At the death of Cleomenes (309), Cleonymus, a worthy brother to Acrotatus in dissoluteness and arrogance, demanded the kingdom; the Gerousia decided in favour of the young son of Acrotatus, Areus, and after a few years Cleonymus entered the service of Tarentum with a force of mercenaries, to bring the name of Sparta into ignominy by behaving even worse than his brother. At home the power of the kings, since the state no longer existed for its business of war, was as good as gone. The ephorate ruled as an oligarchy, and the oligarchy wanted nothing but quiet and pleasure, wrapped up in the dead laws of Lycurgus; nothing was further from their thoughts than the idea of winning again their old hegemony, at least in the Peloponnese—an idea which might now have been justified by the distraction of Greece and the strife of parties that was bursting afresh into flames.

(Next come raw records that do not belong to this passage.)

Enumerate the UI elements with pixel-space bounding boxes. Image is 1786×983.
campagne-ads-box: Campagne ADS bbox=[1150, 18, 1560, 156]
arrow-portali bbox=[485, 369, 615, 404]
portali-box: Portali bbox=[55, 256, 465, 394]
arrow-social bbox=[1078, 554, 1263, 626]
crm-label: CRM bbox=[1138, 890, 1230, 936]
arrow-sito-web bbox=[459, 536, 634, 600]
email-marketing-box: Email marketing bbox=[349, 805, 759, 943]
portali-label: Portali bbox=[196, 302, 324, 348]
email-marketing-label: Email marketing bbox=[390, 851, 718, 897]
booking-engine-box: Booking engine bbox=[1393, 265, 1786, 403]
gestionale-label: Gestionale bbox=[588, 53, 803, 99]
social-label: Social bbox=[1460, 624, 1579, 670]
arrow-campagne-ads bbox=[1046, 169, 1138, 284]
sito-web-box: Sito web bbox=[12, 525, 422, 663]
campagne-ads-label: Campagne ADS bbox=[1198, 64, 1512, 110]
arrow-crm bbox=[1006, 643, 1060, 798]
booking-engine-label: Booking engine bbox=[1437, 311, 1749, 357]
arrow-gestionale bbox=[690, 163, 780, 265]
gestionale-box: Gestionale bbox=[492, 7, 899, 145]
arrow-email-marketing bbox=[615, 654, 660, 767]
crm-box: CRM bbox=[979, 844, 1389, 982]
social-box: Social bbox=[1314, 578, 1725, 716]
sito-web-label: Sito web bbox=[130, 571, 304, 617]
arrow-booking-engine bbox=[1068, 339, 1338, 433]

ATHENS UNDER DEMETRIUS; SPARTA BEHIND WALLS
Athens affords us the most vivid glimpse into this unhappy time. How often had the ruling party and the policy of the city changed since the battle of Chæronea. At last in the autumn of 318, after the victory of Cassander, the state was given a form which was anything but a democracy. The man whom the people chose, and Cassander confirmed, as state administrator, was Demetrius, the son of Phanostratus of Phalerus. He had grown up in the house of Timotheus and had been educated in science and for a political life by Theophrastus. He was a man as talented as he was vain, as versatile in the realm of letters as he was politically characterless—for the rest, a man of the world and its pleasures, who fell on his feet wherever he was.